Salmone: storia e curiosità attorno a un pesce molto amato.
Il salmone è certamente tra i pesci più consumati e apprezzati al mondo. E' proposto in tantissimi modi differenti: crudo, cotto, scottato, affumicato, marinato, tutti nati ed evoluti non solo in funzione a gusti e preferenze alimentari ma anche e soprattutto esigenze di tipo pratico o legate al territorio di appartenenza.
E' infatti apprezzato da secoli non solo per il suo sapore delicato ma anche per il colore acceso e, come facile intuire, per la straordinaria versatilità in cucina. E' anche stato inserito nella categoria dei "supercibi", ovvero alimenti molto ricchi di nutrienti e quindi in grado di apportare benefici alla salute, nel suo caso grazie al contenuto di acidi grassi omega-3. Questo è uno dei motivi per cui è presente anche in diete particolari e nei pasti delle persone attente alla salute.
Un pesce non solo estremamente versatile e gustoso ma anche intelligente e di facile cattura durante il periodo di riproduzione, proprio anche per queste caratteristiche lo scrittore inglese Izaac Walton nel suo libro "The Compleat Angler" del 1653 lo descrisse come "il re dei pesci d'acqua dolce".
Un pesce presente da lungo tempo nei ricettari destinati alle classi elevate, come del resto testimoniano il "Gentyll manly Cokere", libro inglese di ricette del 1500 e nel libro "The Good Huswifes Jewell" del 1585 del cuoco inglese Thomas Dawson, in cui il nostro protagonista è presente in gustose preparazioni.
Il salmone atlantico, quello presente anche nei due ricettari appena citati, è conosciuto e consumato dall'uomo da molti secoli. All'interno della grotta di Abri du Poisson, nella regione francese della Dordogna, sono state trovate testimonianze del suo consumo in un dipinto rupestre di 25 000 anni fa. Oltre a ciò si scoprì anche che gli uomini, attorno a 12 000 anni fa, avevano modificato le acque del fiume con lo scopo di creare pozze per la cattura dei salmoni.
Anche il salmone del Pacifico è molto conosciuto, e ne esistono numerose specie. Era pescato e consumato dai nativi americani già 9000 anni fa. Non erano solo una fonte di alimentazione ma anche di simbologie culturali e religiose molto profonde.
Una curiosità che probabilmente non tutti sanno è che nei molti Paesi in cui questo gustoso pesce è cucinato, viene solitamente abbinato a un componente acido (salsa, materia prima, erba), questo accostamento non va sottovalutato. Sebbene infatti molti ritengono che tale accostamento sia dovuto principalmente all'esigenza di sgrassare il pesce, l'altro aspetto è che queste sostanze acide sono d'aiuto a scindere le proteine extracellulari del tessuto connettivo del pesce, rendendole così maggiormente assimilabili.

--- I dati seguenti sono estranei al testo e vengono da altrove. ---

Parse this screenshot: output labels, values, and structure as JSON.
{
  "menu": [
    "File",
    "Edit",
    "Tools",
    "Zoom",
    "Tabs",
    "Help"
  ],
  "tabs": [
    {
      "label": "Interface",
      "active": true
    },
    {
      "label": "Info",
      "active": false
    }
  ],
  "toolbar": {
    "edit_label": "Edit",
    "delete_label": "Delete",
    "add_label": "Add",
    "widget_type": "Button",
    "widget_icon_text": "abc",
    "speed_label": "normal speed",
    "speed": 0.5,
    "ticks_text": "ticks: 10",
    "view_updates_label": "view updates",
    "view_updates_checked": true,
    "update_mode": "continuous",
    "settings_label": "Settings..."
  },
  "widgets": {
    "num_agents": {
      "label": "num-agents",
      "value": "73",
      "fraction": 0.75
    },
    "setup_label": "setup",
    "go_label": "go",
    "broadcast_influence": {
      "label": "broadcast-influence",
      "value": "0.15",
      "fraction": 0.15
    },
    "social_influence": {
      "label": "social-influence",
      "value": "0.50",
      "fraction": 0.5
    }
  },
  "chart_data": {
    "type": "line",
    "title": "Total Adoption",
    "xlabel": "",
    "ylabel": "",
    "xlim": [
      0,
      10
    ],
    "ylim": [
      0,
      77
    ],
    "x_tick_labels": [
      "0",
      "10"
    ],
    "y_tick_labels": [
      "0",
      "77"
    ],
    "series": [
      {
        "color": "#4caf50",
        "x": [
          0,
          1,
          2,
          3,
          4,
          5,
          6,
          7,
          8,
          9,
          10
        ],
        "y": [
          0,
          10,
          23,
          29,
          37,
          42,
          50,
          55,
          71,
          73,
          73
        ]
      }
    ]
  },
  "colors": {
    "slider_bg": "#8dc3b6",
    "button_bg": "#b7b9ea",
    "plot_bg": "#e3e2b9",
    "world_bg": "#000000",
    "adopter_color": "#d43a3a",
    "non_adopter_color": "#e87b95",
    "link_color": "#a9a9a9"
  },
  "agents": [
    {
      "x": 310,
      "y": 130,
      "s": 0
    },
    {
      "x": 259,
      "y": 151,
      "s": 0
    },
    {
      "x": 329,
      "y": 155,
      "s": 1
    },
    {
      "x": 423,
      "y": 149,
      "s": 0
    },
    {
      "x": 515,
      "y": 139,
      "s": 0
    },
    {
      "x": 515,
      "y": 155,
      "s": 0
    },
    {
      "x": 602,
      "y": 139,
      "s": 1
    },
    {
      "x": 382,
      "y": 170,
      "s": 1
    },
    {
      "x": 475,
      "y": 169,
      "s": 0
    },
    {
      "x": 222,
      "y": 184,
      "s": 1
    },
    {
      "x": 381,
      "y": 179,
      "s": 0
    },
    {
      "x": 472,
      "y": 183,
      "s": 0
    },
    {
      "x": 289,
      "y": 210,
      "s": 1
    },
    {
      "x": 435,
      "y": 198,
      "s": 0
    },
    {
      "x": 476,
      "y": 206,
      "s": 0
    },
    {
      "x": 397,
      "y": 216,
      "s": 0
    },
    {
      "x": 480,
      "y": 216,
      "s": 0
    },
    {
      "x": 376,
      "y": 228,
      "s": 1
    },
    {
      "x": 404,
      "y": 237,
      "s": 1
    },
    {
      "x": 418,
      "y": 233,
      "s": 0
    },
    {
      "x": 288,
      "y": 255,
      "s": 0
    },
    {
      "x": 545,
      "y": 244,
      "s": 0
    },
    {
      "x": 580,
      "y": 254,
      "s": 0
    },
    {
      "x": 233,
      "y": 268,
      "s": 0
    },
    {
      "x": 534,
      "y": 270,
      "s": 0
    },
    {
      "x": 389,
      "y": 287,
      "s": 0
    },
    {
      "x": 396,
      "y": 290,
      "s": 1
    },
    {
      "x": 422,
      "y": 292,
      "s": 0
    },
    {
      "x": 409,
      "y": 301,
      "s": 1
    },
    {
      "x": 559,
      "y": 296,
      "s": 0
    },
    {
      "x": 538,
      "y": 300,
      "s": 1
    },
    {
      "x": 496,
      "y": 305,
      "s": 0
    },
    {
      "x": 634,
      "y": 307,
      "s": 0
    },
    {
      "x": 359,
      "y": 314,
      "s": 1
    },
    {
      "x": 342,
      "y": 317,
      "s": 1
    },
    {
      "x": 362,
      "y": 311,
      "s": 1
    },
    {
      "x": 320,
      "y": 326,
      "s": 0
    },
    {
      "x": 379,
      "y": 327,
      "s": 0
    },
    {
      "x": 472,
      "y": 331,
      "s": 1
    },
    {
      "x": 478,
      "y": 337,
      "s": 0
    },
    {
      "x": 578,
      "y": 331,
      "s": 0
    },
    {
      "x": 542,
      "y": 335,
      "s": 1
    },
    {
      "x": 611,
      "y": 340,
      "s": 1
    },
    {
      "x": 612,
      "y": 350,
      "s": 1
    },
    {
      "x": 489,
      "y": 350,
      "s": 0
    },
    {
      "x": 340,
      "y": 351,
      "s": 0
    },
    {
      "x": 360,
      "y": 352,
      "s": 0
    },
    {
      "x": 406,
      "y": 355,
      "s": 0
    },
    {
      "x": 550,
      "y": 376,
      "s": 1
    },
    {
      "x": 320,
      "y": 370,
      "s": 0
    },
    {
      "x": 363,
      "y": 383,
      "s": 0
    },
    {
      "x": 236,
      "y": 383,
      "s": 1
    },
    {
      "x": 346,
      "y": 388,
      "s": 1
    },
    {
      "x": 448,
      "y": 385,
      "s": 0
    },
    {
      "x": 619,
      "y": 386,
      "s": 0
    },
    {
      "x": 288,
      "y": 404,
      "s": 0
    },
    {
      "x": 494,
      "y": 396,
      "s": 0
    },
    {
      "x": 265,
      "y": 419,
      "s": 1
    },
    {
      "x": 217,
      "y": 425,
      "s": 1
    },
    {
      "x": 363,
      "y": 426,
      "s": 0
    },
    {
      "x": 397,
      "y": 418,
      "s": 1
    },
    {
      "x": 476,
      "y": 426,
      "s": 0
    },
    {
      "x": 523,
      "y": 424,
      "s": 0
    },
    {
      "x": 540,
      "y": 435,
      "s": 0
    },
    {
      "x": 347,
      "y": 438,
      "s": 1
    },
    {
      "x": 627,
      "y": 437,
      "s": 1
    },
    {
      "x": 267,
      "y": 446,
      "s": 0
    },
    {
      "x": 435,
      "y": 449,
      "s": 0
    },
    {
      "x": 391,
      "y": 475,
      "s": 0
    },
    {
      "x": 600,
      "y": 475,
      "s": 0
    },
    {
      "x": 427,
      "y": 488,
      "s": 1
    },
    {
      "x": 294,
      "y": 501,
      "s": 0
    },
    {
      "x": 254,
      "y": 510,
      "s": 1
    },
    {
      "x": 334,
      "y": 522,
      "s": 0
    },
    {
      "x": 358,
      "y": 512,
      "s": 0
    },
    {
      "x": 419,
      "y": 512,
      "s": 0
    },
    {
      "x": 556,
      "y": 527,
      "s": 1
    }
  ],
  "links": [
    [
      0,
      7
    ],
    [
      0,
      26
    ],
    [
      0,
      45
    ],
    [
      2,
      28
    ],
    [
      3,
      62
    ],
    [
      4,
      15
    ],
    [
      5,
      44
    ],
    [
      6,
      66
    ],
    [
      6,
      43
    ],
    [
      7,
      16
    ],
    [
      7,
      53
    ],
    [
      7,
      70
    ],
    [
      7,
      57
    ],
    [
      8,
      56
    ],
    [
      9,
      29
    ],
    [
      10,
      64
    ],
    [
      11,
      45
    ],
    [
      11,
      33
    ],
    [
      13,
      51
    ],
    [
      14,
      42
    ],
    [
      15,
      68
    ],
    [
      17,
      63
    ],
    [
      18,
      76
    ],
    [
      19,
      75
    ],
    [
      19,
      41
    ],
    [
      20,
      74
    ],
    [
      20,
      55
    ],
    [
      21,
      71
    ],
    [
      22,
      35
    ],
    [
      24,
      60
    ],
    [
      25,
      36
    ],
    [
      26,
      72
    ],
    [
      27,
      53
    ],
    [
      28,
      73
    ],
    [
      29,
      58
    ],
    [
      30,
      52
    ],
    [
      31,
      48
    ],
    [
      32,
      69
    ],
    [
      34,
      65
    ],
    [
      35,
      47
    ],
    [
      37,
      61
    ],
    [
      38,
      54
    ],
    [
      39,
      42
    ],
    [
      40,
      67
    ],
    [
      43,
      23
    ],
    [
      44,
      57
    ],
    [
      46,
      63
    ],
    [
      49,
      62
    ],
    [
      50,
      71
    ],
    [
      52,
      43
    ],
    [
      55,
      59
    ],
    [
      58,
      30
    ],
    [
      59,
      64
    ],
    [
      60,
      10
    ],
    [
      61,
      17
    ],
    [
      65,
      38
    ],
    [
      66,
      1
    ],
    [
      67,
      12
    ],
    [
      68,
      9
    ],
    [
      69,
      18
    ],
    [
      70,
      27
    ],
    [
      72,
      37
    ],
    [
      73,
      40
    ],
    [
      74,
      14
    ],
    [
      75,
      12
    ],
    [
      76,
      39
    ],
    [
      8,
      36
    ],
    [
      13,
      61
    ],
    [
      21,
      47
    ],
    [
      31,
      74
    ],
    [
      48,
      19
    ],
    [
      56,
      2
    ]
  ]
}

Un pesce il nostro protagonista la cui diffusione nel consumo durante il secolo scorso fu incentivata anche da medici, scienziati e nutrizionisti, come testimonia una ricerca che venne pubblicata nel 1995 nel "Journal of American Medical Association" in cui si evidenziava come una porzione di salmone o altro pesce grasso a settimana riduceva il rischio di malattie cardiache e di alcuni tumori; una prima testimonianza scientifica dell'elezione effettiva del salmone a cibo benefico.
Oggi sappiamo che, purtroppo, a fianco a queste virtù benefiche ci sono anche gli aspetti negativi: il salmone infatti, soprattutto quello di allevamento, è considerato tra i pesci a maggior rischio di contaminazione per azione di inquinanti come PCB, diossine e metalli pesanti che si accumulano all'interno delle sue carni grasse.
Il salmone affumicato e/o salato è molto apprezzato ancora oggi, in passato però, prima dell'avvento della refrigerazione e, soprattutto, del trasporto refrigerato, la sua diffusione era massiva soprattutto in quei Paesi in cui era una fonte di nutrimento fondamentale che andava garantita per tutto l'anno. Esempi di ingegno umano e, soprattutto, adattamento al duro ambiente circostante.
Oggi il salmone è consumato e apprezzato in moltissimi Paesi al mondo, sia nel periodo estivo che durante le feste natalizie. Un trionfo di gusto che proviene da lontano e ci ricorda, ancora una volta, quanto il rapporto dell'uomo col mondo alimentare sia profondo e fondato su lotte, conquiste, adattamenti ma anche tenacia e desiderio di sopravvivere, non dimentichiamocelo mai e non sottovalutiamo per nessun motivo gli alimenti, anche i più semplici e quotidiani.